The surface height in the overflow basin 16 is detected by a sensor 26 which supplies a signal to a transducer and a surface height control amplifier 43. The signal is fed through a low pass filter 44. The signals from the high pass filter 42 and the low pass filter 44 are fed to the summing amplifier 45 and from there to the valve controller 46. The valve controller 46 in turn controls the operation of the valve actuator 47 which moves the valve 48 located in the overflow 16 outlet 17. as close as possible to the damper overflow basin 16 and the valve back pressure shall be zero. In some cases, this requirement cannot be met because the outlet level 7 81622 of the overflow valve must be above the level of the silo, i.e. the wire pit. In such cases, the alternative of Figure 4 can be used. In this embodiment of the invention, the valve controller 46 is replaced by a motor control unit 49 and a variable speed motor 50, the latter driving a pump 51 which receives the discharge stream of the discharge line 17 and pumps it at a positive pressure into the silo, i.e. the wire pit.

The system of the present invention provides effective pulse attenuation at very low frequencies by detecting the rate of change in pulp slurry pressure and draining out an overflow that would otherwise go out of the orifice and cause adverse surface weight variations. The use of an overflow system and a perforated plate provides a very precise means of adjusting the constant space height and overflow of the stock or slurry in the tank, as well as providing acoustic insulation between any noise generated by the control valve and the slurry or stock line. The attenuation of frequencies higher than the response time of the control valve is caused by the Air Cushion located above the surface height of the overflow chamber.
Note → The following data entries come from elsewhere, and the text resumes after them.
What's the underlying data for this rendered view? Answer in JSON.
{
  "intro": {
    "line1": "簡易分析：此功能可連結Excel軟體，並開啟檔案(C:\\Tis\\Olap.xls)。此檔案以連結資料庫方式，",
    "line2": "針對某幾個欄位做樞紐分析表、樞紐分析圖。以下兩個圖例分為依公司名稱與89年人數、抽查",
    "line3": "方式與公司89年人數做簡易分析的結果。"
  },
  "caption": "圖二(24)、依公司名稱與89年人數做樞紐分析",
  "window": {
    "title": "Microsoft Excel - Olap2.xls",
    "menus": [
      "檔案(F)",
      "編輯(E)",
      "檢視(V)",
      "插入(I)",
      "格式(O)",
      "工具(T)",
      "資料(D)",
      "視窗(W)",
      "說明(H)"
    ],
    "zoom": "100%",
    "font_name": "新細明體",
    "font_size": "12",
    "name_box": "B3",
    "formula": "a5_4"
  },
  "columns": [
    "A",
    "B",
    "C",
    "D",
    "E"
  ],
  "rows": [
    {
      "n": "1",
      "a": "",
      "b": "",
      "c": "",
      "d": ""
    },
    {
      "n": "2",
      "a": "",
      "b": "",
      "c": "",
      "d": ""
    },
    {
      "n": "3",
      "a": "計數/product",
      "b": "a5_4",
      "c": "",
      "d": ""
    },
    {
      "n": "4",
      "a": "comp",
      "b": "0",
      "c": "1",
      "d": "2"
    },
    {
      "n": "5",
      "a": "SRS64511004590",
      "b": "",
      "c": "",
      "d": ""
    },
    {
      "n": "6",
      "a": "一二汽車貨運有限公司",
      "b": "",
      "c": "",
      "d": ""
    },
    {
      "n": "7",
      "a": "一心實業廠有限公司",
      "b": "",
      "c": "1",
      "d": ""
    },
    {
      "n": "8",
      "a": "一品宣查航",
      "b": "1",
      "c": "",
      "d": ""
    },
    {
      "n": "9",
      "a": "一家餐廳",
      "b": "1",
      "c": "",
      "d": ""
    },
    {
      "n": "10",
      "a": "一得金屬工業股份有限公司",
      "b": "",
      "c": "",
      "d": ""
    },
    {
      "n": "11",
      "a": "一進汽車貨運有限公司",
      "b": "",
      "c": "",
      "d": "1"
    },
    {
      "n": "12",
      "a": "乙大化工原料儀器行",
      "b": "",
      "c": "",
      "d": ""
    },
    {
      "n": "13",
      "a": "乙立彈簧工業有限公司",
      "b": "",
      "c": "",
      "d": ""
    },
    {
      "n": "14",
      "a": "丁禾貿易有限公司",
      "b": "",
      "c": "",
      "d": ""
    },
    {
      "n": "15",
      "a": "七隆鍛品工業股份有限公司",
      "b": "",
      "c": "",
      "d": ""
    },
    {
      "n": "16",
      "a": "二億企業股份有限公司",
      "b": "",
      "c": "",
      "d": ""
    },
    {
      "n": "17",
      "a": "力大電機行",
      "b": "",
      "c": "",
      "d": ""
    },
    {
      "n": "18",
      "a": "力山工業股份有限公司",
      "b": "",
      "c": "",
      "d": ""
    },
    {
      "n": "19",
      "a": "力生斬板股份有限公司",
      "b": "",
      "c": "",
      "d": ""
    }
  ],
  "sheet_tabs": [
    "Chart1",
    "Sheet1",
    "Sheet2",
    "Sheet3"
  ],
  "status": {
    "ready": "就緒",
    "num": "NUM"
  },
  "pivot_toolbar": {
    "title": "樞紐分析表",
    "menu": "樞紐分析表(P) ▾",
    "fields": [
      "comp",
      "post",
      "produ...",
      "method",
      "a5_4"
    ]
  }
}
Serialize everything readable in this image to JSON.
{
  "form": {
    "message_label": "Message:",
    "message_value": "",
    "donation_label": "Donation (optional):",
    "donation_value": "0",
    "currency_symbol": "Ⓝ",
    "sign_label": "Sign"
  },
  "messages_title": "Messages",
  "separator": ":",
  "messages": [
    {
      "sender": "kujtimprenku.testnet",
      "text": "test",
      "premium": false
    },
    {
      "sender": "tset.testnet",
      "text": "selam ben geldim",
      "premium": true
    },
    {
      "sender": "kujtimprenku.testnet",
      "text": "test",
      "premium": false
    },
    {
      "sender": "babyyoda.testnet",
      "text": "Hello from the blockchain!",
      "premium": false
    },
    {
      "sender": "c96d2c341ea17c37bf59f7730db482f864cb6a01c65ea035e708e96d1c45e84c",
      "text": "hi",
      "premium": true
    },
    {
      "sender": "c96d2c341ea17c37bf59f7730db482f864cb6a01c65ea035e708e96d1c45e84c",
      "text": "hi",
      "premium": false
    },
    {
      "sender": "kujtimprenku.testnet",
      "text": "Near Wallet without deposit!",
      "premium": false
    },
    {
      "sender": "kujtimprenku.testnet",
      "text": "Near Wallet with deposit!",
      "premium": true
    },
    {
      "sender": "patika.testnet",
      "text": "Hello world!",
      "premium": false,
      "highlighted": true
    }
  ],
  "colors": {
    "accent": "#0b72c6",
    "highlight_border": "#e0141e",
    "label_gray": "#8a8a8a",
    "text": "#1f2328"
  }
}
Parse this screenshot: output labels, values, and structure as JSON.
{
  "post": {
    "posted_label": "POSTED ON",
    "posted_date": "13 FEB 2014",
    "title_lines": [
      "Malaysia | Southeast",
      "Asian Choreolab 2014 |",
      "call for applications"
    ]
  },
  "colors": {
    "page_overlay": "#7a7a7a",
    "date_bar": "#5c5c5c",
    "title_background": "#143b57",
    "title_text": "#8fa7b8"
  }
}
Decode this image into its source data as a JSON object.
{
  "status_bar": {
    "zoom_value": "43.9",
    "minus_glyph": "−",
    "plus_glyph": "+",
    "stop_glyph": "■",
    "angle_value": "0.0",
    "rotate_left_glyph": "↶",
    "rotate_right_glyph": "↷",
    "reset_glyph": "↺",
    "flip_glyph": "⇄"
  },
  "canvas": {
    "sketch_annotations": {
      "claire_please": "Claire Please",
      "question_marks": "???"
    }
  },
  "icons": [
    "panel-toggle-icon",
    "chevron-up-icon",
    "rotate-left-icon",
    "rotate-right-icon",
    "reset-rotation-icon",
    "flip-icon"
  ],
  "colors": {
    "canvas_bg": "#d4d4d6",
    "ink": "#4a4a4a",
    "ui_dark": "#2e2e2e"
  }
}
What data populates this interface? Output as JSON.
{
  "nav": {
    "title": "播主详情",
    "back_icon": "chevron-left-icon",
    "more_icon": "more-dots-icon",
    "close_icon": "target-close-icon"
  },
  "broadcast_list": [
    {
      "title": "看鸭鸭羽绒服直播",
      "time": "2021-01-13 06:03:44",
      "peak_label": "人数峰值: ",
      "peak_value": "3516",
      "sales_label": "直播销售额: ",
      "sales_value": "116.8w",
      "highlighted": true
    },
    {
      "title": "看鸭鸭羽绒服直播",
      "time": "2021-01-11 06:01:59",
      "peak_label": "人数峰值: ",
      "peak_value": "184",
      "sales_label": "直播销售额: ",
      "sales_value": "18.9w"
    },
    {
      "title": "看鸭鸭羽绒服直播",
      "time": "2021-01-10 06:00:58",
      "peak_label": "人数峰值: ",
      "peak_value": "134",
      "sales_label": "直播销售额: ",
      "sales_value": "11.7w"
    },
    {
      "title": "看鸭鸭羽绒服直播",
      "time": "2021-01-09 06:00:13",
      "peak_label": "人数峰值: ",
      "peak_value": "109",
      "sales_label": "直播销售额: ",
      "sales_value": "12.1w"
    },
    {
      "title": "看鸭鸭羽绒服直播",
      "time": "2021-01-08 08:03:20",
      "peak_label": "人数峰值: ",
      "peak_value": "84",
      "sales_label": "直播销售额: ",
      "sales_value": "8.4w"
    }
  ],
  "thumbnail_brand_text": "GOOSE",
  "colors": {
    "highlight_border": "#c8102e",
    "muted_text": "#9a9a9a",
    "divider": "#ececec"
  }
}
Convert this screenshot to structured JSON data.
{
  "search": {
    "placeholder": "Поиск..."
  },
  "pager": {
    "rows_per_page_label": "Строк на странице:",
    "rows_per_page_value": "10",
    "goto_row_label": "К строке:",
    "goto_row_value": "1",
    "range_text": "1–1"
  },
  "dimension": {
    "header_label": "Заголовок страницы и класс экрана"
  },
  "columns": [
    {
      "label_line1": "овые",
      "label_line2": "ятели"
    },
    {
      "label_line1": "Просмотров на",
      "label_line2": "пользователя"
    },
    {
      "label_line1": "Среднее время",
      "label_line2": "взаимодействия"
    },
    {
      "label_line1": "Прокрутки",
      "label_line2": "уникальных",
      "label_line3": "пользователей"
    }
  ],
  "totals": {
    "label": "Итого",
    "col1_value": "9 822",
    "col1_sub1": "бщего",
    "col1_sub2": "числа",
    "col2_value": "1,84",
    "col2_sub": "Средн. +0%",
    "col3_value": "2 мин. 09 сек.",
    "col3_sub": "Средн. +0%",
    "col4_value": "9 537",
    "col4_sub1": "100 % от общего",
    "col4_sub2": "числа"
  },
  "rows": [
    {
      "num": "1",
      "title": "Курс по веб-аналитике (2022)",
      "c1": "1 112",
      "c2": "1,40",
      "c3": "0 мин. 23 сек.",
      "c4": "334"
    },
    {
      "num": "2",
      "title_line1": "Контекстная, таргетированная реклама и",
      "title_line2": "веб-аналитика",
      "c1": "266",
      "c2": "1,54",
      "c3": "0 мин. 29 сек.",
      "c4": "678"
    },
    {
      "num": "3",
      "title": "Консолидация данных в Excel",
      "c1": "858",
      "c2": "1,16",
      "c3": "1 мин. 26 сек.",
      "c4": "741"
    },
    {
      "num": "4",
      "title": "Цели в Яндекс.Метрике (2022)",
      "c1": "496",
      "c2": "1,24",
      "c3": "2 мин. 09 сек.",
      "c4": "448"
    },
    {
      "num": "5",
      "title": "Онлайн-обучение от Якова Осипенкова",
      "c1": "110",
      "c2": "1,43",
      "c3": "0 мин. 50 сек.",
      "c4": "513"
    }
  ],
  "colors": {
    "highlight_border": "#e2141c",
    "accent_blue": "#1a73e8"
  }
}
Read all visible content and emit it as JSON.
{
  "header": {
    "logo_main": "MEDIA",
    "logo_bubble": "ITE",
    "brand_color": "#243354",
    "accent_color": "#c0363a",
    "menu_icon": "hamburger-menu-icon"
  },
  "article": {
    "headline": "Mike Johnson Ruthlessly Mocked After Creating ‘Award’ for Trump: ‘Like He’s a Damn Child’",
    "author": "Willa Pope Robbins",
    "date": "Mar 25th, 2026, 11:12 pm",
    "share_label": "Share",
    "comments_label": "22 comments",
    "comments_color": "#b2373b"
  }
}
It will be apparent that various modifications may be made to the embodiments described above without departing from the scope of the present invention.

Claims (4)

A pulp suspension feeding system which reduces the low-frequency pressure variations of a pulp suspension measured in a paper machine, which feeding system comprises a damping chamber (12), an inlet line (10, 11) arranged to supply pulp suspension into the damping chamber ( 13) receiving the pulp suspension discharged from the damping chamber, a first control means (20 - 23) for controlling the pressure directed against the pulp suspension in the damping chamber, an overflow pool (16) receiving overflow from the damping chamber, and a drain (48) which regulates the effluent from the overflow basin, characterized in that the system further comprises a first encoder (40) which senses the pressure of the pulp suspension in the inlet conduit (10) upstream of the damping chamber (12), a second encoder (26) arranged to sense the surface of the overfill pulp suspension ( 16), a high pass filter (42) which receives the signal fr n the first sensor, a low-pass filter (44) receiving the signal from the second sensor, a sum amplifier (45) receiving the output signals from both the high-pass and low-pass filter, and a control signal receiving the output signal from the sum amplifier and which is coupled to the drain (48) to control the function of the drain according to said output signal. 2. A system according to claim 1, characterized in that the control device comprises a valve control (46) and an overflow valve (48), which receives the effluent flow from the overflow basin (16). 3. A system according to claim 1, characterized in that the controller comprises a motor control (49), a pump (51) and a variable speed motor (50) coupled to a motor control and arranged to operate the pump at varying speeds. System according to claim 2, characterized in that the overflow valve (48) is located in a bed at which it empties against a back pressure of substantially zero.